The harder diagnostic problem is unknown unknowns: subgroups or contexts the auditor did not think to slice on. Tools such as model cards, data sheets, and external red-teaming exist to surface them, but no procedure is exhaustive.
Mitigation
Mitigation strategies are usually grouped by where they intervene in the pipeline:
- Pre-processing acts on the data: reweighting, resampling, augmenting underrepresented subgroups, removing or transforming sensitive features, and synthesizing balanced examples. Cheap and modular but limited because the model may still recover the protected attribute from correlated features.
- In-processing modifies the loss function or constraints: adversarial debiasing, fairness-constrained optimization, regularization toward equality of error rates, or invariance penalties that discourage the representation from encoding the protected attribute.
- Post-processing adjusts the output: calibrated group-specific thresholds, reject-option classification, or score transformations that equalize a chosen metric.
For societal bias, technical mitigation is necessary but not sufficient. It must be paired with deployment-time monitoring, recourse mechanisms for affected users, and governance — including the option not to deploy. For statistical bias in the bias-variance sense, mitigation looks different: increase capacity, add features, or relax regularization to drive bias down at the cost of variance.
Comparisons and limitations
Statistical bias and societal bias are often conflated in informal usage but answer different questions. Statistical bias asks whether the average model converges to the true function as the sample grows; societal bias asks whether a deployed model treats people equitably. A model can be statistically unbiased and socially harmful (it faithfully reproduces an unjust status quo), or socially fair on a chosen metric while statistically inconsistent. Mitigations for one may worsen the other: enforcing equalized odds can reduce calibration; reducing variance through heavy regularization can entrench majority-group patterns.

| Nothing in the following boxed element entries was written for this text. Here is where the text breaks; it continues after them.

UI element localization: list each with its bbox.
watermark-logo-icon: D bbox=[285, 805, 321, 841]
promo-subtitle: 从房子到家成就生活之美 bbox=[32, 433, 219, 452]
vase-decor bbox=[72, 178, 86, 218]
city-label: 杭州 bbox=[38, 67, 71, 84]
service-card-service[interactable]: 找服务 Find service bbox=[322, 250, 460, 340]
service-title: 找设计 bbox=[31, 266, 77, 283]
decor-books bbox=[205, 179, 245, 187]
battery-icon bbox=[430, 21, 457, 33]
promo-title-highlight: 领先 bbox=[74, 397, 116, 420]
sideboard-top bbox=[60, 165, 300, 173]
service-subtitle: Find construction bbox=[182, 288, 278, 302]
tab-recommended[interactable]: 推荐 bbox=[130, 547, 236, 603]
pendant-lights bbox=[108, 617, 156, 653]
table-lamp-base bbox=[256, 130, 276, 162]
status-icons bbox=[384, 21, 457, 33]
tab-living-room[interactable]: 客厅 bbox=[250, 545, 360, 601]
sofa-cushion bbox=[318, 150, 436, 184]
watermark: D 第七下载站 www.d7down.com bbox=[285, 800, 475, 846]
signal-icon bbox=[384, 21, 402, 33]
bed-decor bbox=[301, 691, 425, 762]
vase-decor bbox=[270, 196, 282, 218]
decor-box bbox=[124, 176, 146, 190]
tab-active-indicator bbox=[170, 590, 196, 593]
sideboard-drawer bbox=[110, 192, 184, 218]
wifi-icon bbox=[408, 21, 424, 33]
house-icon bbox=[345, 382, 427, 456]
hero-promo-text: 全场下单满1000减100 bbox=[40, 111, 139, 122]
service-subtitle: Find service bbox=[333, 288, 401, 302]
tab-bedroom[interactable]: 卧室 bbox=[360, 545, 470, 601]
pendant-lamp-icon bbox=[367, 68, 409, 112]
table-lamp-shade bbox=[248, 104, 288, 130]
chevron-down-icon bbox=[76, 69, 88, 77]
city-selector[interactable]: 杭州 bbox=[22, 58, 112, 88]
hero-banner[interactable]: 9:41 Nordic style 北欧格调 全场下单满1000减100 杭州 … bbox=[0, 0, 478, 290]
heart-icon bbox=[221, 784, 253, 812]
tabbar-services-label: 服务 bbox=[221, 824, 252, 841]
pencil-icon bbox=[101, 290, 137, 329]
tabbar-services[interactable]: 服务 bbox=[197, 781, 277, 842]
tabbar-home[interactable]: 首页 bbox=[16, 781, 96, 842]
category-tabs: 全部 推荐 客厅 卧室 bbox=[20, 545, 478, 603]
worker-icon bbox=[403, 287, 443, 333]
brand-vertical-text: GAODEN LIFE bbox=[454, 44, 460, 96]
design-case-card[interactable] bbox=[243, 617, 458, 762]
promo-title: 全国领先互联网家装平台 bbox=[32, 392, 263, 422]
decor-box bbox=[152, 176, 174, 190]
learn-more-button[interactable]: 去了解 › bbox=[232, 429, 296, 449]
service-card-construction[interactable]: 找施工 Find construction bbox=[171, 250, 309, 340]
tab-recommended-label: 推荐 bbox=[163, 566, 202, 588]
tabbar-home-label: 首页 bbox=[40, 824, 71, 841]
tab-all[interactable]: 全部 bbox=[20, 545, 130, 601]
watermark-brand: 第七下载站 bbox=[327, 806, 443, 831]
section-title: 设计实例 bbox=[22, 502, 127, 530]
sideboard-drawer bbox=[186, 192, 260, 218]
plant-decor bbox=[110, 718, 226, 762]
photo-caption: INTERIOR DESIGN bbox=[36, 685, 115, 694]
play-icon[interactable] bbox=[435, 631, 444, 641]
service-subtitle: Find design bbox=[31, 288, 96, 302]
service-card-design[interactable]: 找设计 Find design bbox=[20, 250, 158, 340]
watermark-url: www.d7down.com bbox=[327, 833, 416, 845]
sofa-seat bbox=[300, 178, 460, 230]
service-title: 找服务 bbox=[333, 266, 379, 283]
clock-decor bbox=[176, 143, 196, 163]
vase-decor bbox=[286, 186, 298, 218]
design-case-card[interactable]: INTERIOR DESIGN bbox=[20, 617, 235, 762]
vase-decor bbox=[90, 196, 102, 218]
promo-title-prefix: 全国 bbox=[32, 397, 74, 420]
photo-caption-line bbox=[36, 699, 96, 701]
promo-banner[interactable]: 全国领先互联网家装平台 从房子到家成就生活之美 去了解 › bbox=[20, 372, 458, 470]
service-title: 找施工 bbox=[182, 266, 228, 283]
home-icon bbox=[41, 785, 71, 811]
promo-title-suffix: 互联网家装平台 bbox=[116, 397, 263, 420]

Important limitations of the current literature: most fairness metrics presuppose discrete sensitive attributes that are observable, accurate, and stable, which is often not true. Causal frameworks promise to address some of these gaps but require strong, frequently untestable assumptions. Finally, fairness criteria are local to a single decision; system-level effects such as feedback loops between predictions and future training data are not captured by any per-prediction metric.